Tudo isto, ainda me lembro, se fazia acompanhar de uma sensação de desconforto e de tristeza, um frio na barriga, pois terminava ali a liberdade dos longos dias de Verão que nos pareciam curtos, passados à solta. Acabava a alegria daquelas tardes quentes e preguiçosas, dos banhos no tanque, das noites mágicas, povoadas dos sons misteriosos de pequenos bichos que adivinhávamos no escuro, numa agitação imparável, de fazer inveja a quem adormecia de cansaço.
Era o tempo em que a casa rescendia a maçãs e a compotas e se enchia de taças de marmelada, cobertas de papel vegetal, alinhadas em tabuleiros de madeira, sempre num vai vem, fora e dentro, transportadas ao sabor do capricho dos céus, quando os raios de sol e as bátegas de água alternavam sem aviso prévio, até que
ficavam definitivamente aninhadas junto às vidraças, para assim apanharem o calor e secarem a humidade da calda que se formava à superfície.
Imagem da pequena barragem/charca situada na nossa Quinta da Ribaldeira
O Outono, nessa altura, era para mim representado pela imagem de um caminhante de idade respeitável, talvez de longas barbas e umas farripas de cabelo a espreitar na nuca, por baixo de um chapéu gasto e pardacento, que seguia sem pressas, pelas estreitas veredas, no meio dos campos e das matas sombrias, apoiado num bordão, que ía levantando, como se fosse uma varinha mágica. De braço estendido, como um deus todo poderoso, abrangia o cenário e espalhava sobre a Natureza sinais exteriores de uma decadência cíclica e inevitável: conferia às folhas as suas tonalidades amarelas e avermelhadas, murchava as raras flores que espreitavam das moitas e exercia o seu poder incomensurável, sobre a força da gravidade, puxando para o chão, semeado de poças de água, os frutos e as bagas que ainda pendiam das árvores e arbustos. Todos os dias repetia a caminhada, até completar a terrível tarefa de despir a Natureza dos seus enfeites estivais.
Agora, sem magia, o Outono surge repentinamente, chegando com atraso. O calor insalubre confunde a Natureza, prolonga-se no tempo, aumenta a vida dos insectos para lá do prazo habitual e cansa-nos.
Por onde andará o velho do bordão?

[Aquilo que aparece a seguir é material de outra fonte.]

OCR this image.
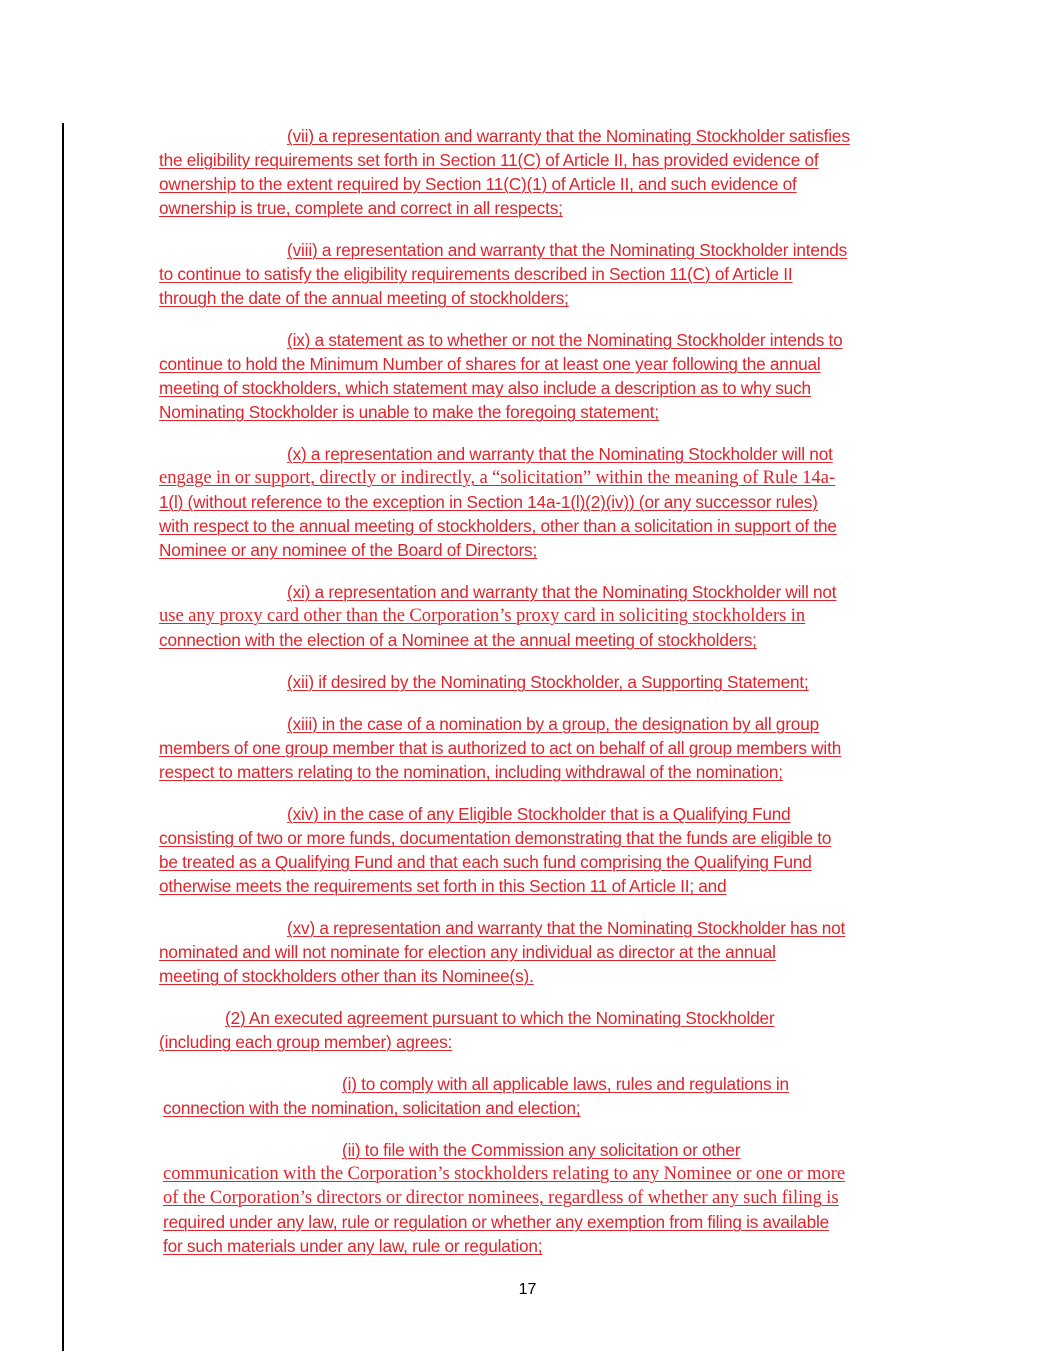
(vii) a representation and warranty that the Nominating Stockholder satisfies
the eligibility requirements set forth in Section 11(C) of Article II, has provided evidence of
ownership to the extent required by Section 11(C)(1) of Article II, and such evidence of
ownership is true, complete and correct in all respects;

(viii) a representation and warranty that the Nominating Stockholder intends
to continue to satisfy the eligibility requirements described in Section 11(C) of Article II
through the date of the annual meeting of stockholders;

(ix) a statement as to whether or not the Nominating Stockholder intends to
continue to hold the Minimum Number of shares for at least one year following the annual
meeting of stockholders, which statement may also include a description as to why such
Nominating Stockholder is unable to make the foregoing statement;

(x) a representation and warranty that the Nominating Stockholder will not
engage in or support, directly or indirectly, a “solicitation” within the meaning of Rule 14a-
1(l) (without reference to the exception in Section 14a-1(l)(2)(iv)) (or any successor rules)
with respect to the annual meeting of stockholders, other than a solicitation in support of the
Nominee or any nominee of the Board of Directors;

(xi) a representation and warranty that the Nominating Stockholder will not
use any proxy card other than the Corporation’s proxy card in soliciting stockholders in
connection with the election of a Nominee at the annual meeting of stockholders;

(xii) if desired by the Nominating Stockholder, a Supporting Statement;

(xiii) in the case of a nomination by a group, the designation by all group
members of one group member that is authorized to act on behalf of all group members with
respect to matters relating to the nomination, including withdrawal of the nomination;

(xiv) in the case of any Eligible Stockholder that is a Qualifying Fund
consisting of two or more funds, documentation demonstrating that the funds are eligible to
be treated as a Qualifying Fund and that each such fund comprising the Qualifying Fund
otherwise meets the requirements set forth in this Section 11 of Article II; and

(xv) a representation and warranty that the Nominating Stockholder has not
nominated and will not nominate for election any individual as director at the annual
meeting of stockholders other than its Nominee(s).

(2) An executed agreement pursuant to which the Nominating Stockholder
(including each group member) agrees:

(i) to comply with all applicable laws, rules and regulations in
connection with the nomination, solicitation and election;

(ii) to file with the Commission any solicitation or other
communication with the Corporation’s stockholders relating to any Nominee or one or more
of the Corporation’s directors or director nominees, regardless of whether any such filing is
required under any law, rule or regulation or whether any exemption from filing is available
for such materials under any law, rule or regulation;

17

Atrasou-se e tem, por isso, de andar mais depressa, queimando etapas? O Outono chega de um dia para o outro e, de súbito, a chuva instala-se, a frescura das árvores e das flores morre, de um só golpe, o sol aparece pouco e as tonalidades amarelas e avermelhadas das folhas passam a castanho num ápice, numa morte súbita, que as impede de atapetar o chão, com uma camada fofa, durante algum tempo, pelo menos o suficiente para as pisarmos, num passeio nostálgico, enquanto vamos tecendo comentários sobre o belo cenário. Uma espécie de Inverno antecipado cai-nos em cima, de repente.

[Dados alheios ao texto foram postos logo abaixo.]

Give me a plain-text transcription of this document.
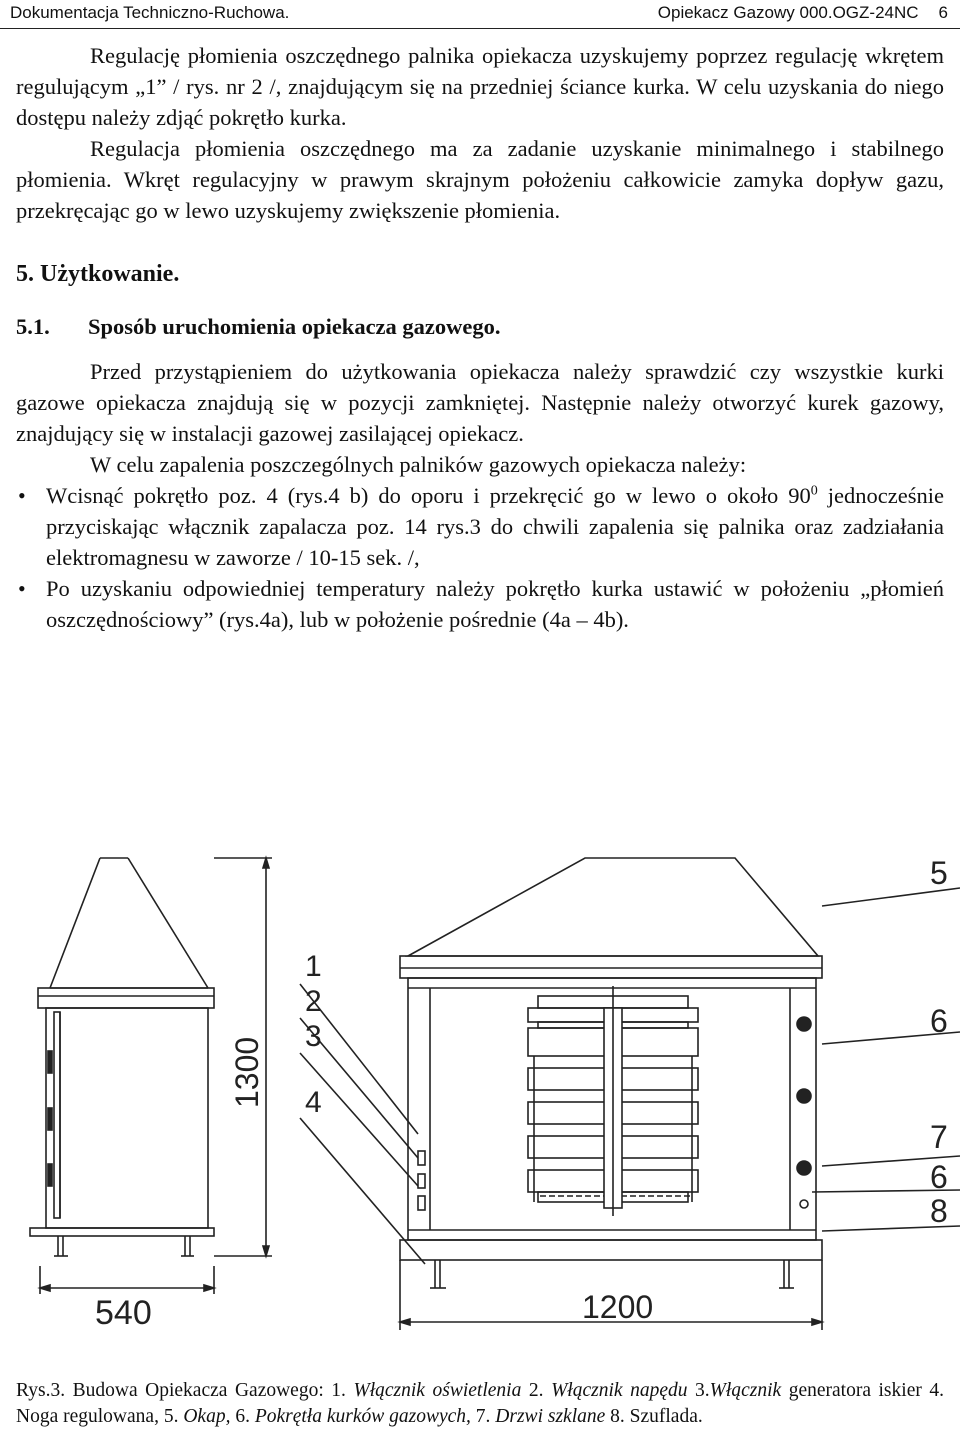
Dokumentacja Techniczno-Ruchowa.	Opiekacz Gazowy 000.OGZ-24NC 6

Regulację płomienia oszczędnego palnika opiekacza uzyskujemy poprzez regulację wkrętem regulującym „1” / rys. nr 2 /, znajdującym się na przedniej ściance kurka. W celu uzyskania do niego dostępu należy zdjąć pokrętło kurka.

Regulacja płomienia oszczędnego ma za zadanie uzyskanie minimalnego i stabilnego płomienia. Wkręt regulacyjny w prawym skrajnym położeniu całkowicie zamyka dopływ gazu, przekręcając go w lewo uzyskujemy zwiększenie płomienia.

5. Użytkowanie.
5.1. Sposób uruchomienia opiekacza gazowego.

Przed przystąpieniem do użytkowania opiekacza należy sprawdzić czy wszystkie kurki gazowe opiekacza znajdują się w pozycji zamkniętej. Następnie należy otworzyć kurek gazowy, znajdujący się w instalacji gazowej zasilającej opiekacz.

W celu zapalenia poszczególnych palników gazowych opiekacza należy:

• Wcisnąć pokrętło poz. 4 (rys.4 b) do oporu i przekręcić go w lewo o około $90^0$ jednocześnie przyciskając włącznik zapalacza poz. 14 rys.3 do chwili zapalenia się palnika oraz zadziałania elektromagnesu w zaworze / 10-15 sek. /,
• Po uzyskaniu odpowiedniej temperatury należy pokrętło kurka ustawić w położeniu „płomień oszczędnościowy” (rys.4a), lub w położenie pośrednie (4a – 4b).
540
1300
1
2
3
4
1200
5
6
7
6
8
Rys.3. Budowa Opiekacza Gazowego: 1. Włącznik oświetlenia 2. Włącznik napędu 3.Włącznik generatora iskier 4. Noga regulowana, 5. Okap, 6. Pokrętła kurków gazowych, 7. Drzwi szklane 8. Szuflada.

Mas apesar destas alterações atmosféricas, há rituais que não deixamos de cumprir. Aqui em casa, continuamos a fazer doces e compotas, de tomate e de abóbora simples ou com frutos secos e o célebre arrobe, sem açúcar, feito com o mosto da uva fervido durante muito tempo, ao qual se acrescentam diversos frutos cortados em pedacinhos. É altura de apanhar a azeitona e de prepará-la à maneira do Ribatejo – pisada, com muita paciência, sem partir o caroço, e temperada com tomilho, orégãos e casca de laranja. Como é costume, fizemos broas doces e os meninos vieram pedir o “pão-por-Deus” no dia de Todos os Santos.
E, dentro de casa, inevitavelmente, cheira a maçãs.
Por isso, hoje, deixo aqui uma receita de Outono, feita com maçãs, arrobe e passas de uva, muito fácil de confeccionar. Trata-se de uma versão, à minha maneira, do Crumble, mas com um leve toque pessoal que faz a diferença.
Crumble de maçã com Arrobe
Ingredientes para 4 pessoas:
6 maçãs
2 colher de sopa de açúcar
2 colheres de sopa de sultanas ou corintos
vinho do Porto ou da Madeira
canela em pó
2 colheres de sopa de arrobe
150 g de farinha
80 g de açúcar amarelo
80 g de manteiga
Preparação:
Ligue o forno e regule-o para os 225 °C. Descasque e corte as maçãs em pedaços pequenos. Ponha-as num recipiente que possa ir ao microondas e ao forno e junte o açúcar, as sultanas e o arrobe, misturando tudo.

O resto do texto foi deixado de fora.